S Janjua: We can build coalitions, women in SVIN, women in medicine, women in any entrepreneurial professional field are a good network from which to draw strength, and we should give back. When we have those medical students, who want to tag along and watch cases, or shadow us in clinic, remember that we were once those medical students, and a single unthinking word could dissuade or persuade these young doctors.

To that end, my single proudest accomplishment in this field is having trained one of my residents in the field of NeuroIntervention.  When I read the accompanying interview of Dr. Jensen, who pioneered vertebral body augmentation therapy, and read the feats and accomplishments of many sorts of various women and men colleagues in the field, I cannot say that I have contributed on their same level.  And even in the realm of post graduate education, certainly my own mentor, Adnan Qureshi, and others like Sam Zaidat, just to name a few, have trained far more people.

But at least if nothing else, in private practice, launching two de novo Neurointerventional programs in two different community hospitals, at critical time points where my mentee, Dr. Kessarin Panichpisal was first a neurology resident, and then a neurointerventional fellow, gave her an opportunity to learn about this wonderful discipline.  And now I am happy to see how she has thrived in her own practice in Wisconsin and no doubt is helping more patients, and paying it forward with more medical students.

E Lin: What do you see as the future of our field and for your illustrious career in NI?
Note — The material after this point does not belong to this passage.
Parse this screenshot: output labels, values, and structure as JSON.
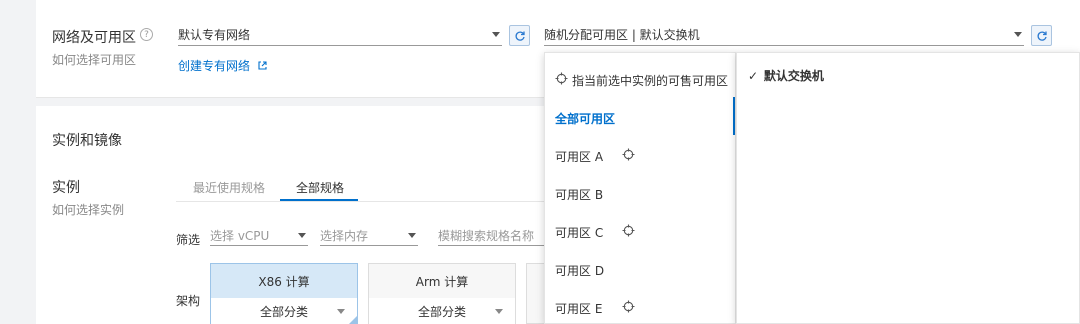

S Janjua: This 21st millenium is an era of information abundance and technological feats.  Going to the moon is not just the purview of the federal space program anymore.  Private entrepreneurs commission their own rockets.  Big data leads to big discoveries.  In the same way that giant aneurysms can be flow diverted in the community setting and top-notch fellows can be trained outside the typical academic environment, I believe research, even basic science, can be done in the private setting.  Globalization and person to person point of exchange is opening new and vaster networking opportunities.
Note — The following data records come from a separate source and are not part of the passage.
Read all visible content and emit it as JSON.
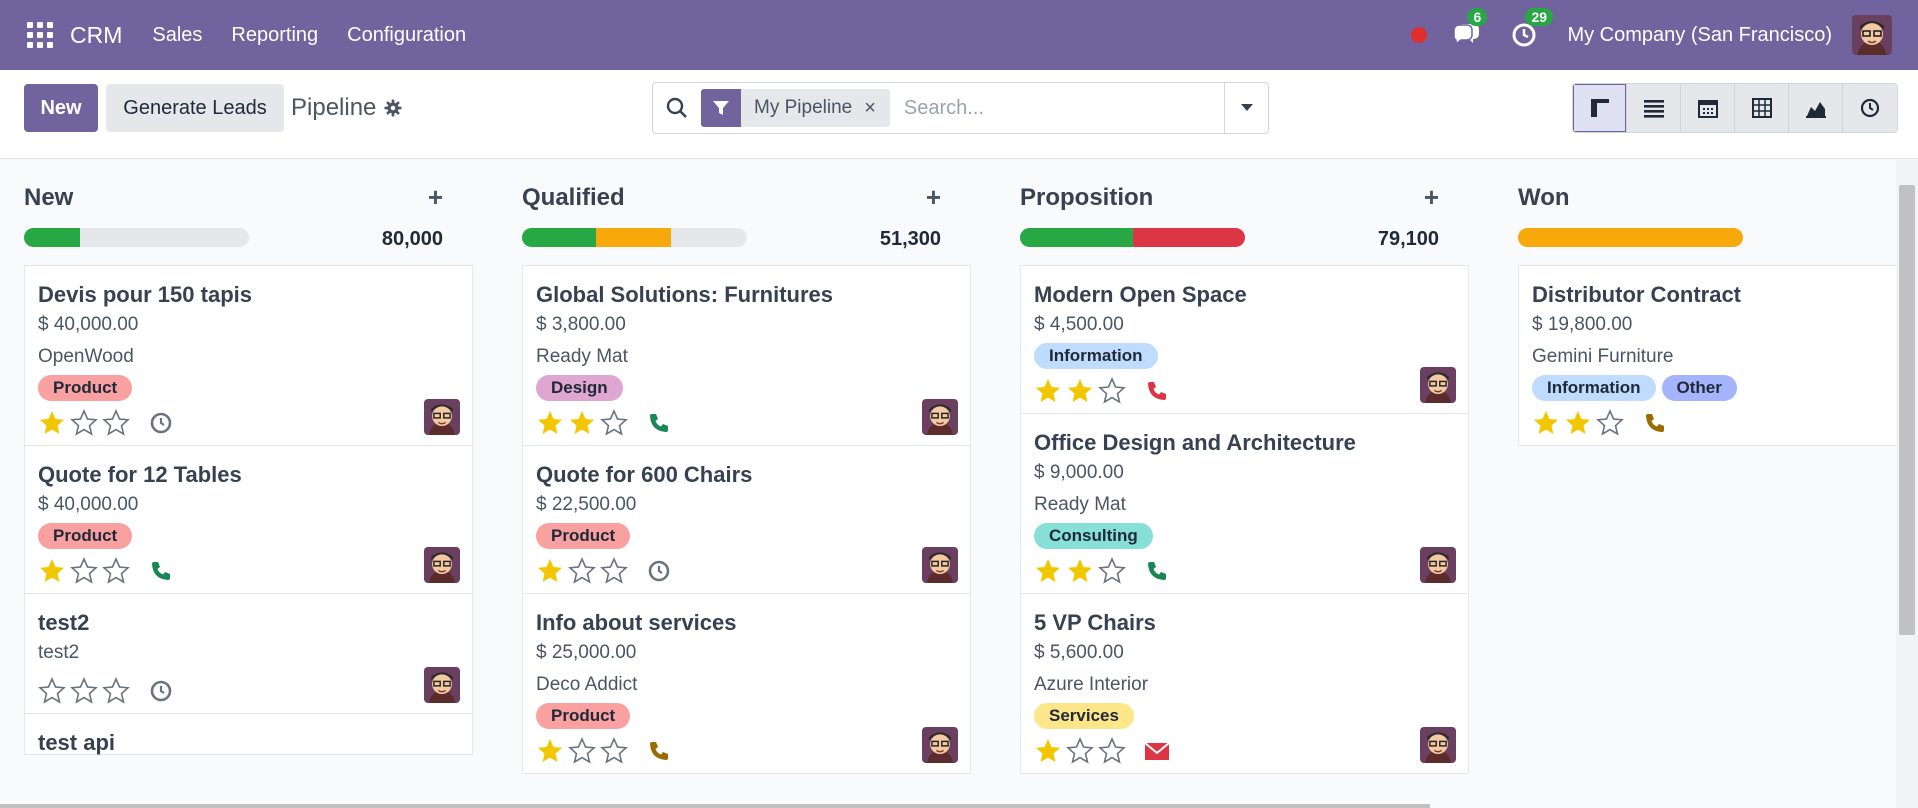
{
  "navbar": {
    "app_name": "CRM",
    "menu": [
      "Sales",
      "Reporting",
      "Configuration"
    ],
    "messages_count": "6",
    "activities_count": "29",
    "company": "My Company (San Francisco)",
    "icons": [
      "apps-grid-icon",
      "record-dot-icon",
      "chat-icon",
      "clock-icon",
      "user-avatar"
    ]
  },
  "control": {
    "new_label": "New",
    "generate_label": "Generate Leads",
    "title": "Pipeline",
    "facet_label": "My Pipeline",
    "facet_close": "×",
    "search_placeholder": "Search...",
    "views": [
      "kanban-view",
      "list-view",
      "calendar-view",
      "pivot-view",
      "graph-view",
      "activity-view"
    ]
  },
  "colors": {
    "brand": "#71639e",
    "green": "#28a745",
    "orange": "#f7a90b",
    "red": "#dc3545",
    "grey": "#e5e7eb",
    "star": "#f3c700",
    "tag_product": "#f9a0a0",
    "tag_design": "#dfa6d2",
    "tag_information": "#bfdbfe",
    "tag_consulting": "#86e0d8",
    "tag_services": "#fde68a",
    "tag_other": "#a5b4fc"
  },
  "columns": [
    {
      "name": "New",
      "add": "+",
      "total": "80,000",
      "progress": [
        {
          "color": "#28a745",
          "fraction": 0.25
        }
      ],
      "cards": [
        {
          "title": "Devis pour 150 tapis",
          "amount": "$ 40,000.00",
          "company": "OpenWood",
          "tags": [
            {
              "label": "Product",
              "color": "#f9a0a0"
            }
          ],
          "stars": 1,
          "activity": "clock",
          "activity_color": "#6b7280"
        },
        {
          "title": "Quote for 12 Tables",
          "amount": "$ 40,000.00",
          "company": "",
          "tags": [
            {
              "label": "Product",
              "color": "#f9a0a0"
            }
          ],
          "stars": 1,
          "activity": "phone",
          "activity_color": "#198754"
        },
        {
          "title": "test2",
          "amount": "test2",
          "company": "",
          "tags": [],
          "stars": 0,
          "activity": "clock",
          "activity_color": "#6b7280"
        },
        {
          "title": "test api",
          "amount": "",
          "company": "",
          "tags": [],
          "stars": 0,
          "activity": "",
          "activity_color": "",
          "cut": true
        }
      ]
    },
    {
      "name": "Qualified",
      "add": "+",
      "total": "51,300",
      "progress": [
        {
          "color": "#28a745",
          "fraction": 0.33
        },
        {
          "color": "#f7a90b",
          "fraction": 0.33
        }
      ],
      "cards": [
        {
          "title": "Global Solutions: Furnitures",
          "amount": "$ 3,800.00",
          "company": "Ready Mat",
          "tags": [
            {
              "label": "Design",
              "color": "#dfa6d2"
            }
          ],
          "stars": 2,
          "activity": "phone",
          "activity_color": "#198754"
        },
        {
          "title": "Quote for 600 Chairs",
          "amount": "$ 22,500.00",
          "company": "",
          "tags": [
            {
              "label": "Product",
              "color": "#f9a0a0"
            }
          ],
          "stars": 1,
          "activity": "clock",
          "activity_color": "#6b7280"
        },
        {
          "title": "Info about services",
          "amount": "$ 25,000.00",
          "company": "Deco Addict",
          "tags": [
            {
              "label": "Product",
              "color": "#f9a0a0"
            }
          ],
          "stars": 1,
          "activity": "phone",
          "activity_color": "#9a6b00",
          "cut": true
        }
      ]
    },
    {
      "name": "Proposition",
      "add": "+",
      "total": "79,100",
      "progress": [
        {
          "color": "#28a745",
          "fraction": 0.5
        },
        {
          "color": "#dc3545",
          "fraction": 0.5
        }
      ],
      "cards": [
        {
          "title": "Modern Open Space",
          "amount": "$ 4,500.00",
          "company": "",
          "tags": [
            {
              "label": "Information",
              "color": "#bfdbfe"
            }
          ],
          "stars": 2,
          "activity": "phone",
          "activity_color": "#dc3545"
        },
        {
          "title": "Office Design and Architecture",
          "amount": "$ 9,000.00",
          "company": "Ready Mat",
          "tags": [
            {
              "label": "Consulting",
              "color": "#86e0d8"
            }
          ],
          "stars": 2,
          "activity": "phone",
          "activity_color": "#198754"
        },
        {
          "title": "5 VP Chairs",
          "amount": "$ 5,600.00",
          "company": "Azure Interior",
          "tags": [
            {
              "label": "Services",
              "color": "#fde68a"
            }
          ],
          "stars": 1,
          "activity": "mail",
          "activity_color": "#dc3545",
          "cut": true
        }
      ]
    },
    {
      "name": "Won",
      "add": "",
      "total": "",
      "progress": [
        {
          "color": "#f7a90b",
          "fraction": 1.0
        }
      ],
      "cards": [
        {
          "title": "Distributor Contract",
          "amount": "$ 19,800.00",
          "company": "Gemini Furniture",
          "tags": [
            {
              "label": "Information",
              "color": "#bfdbfe"
            },
            {
              "label": "Other",
              "color": "#a5b4fc"
            }
          ],
          "stars": 2,
          "activity": "phone",
          "activity_color": "#9a6b00"
        }
      ]
    }
  ]
}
Thus for the next phase of my career, I would like to see more growth of private and research partnerships that can truly inform and benefit a larger population of stroke patients.

Elin: Any Parting words?

S Janjua: When Dr. Panichpisal’s fellowship came to an end (seemingly too fast), she gave me a good bye card which served as an apt anthem for the two years she’d spent with me, inaugurating our program in a community stroke center in the eastern edge of LA county.  Tough times don’t last; tough people do.

I’ve adopted that as one of my mantras.  Medicine is a tough specialty, new viruses, new tools, new drugs are constantly thrown at us.  Science perseveres.  Woman continue to break ground in all walks of life, and the field of neurointervention is just one of them.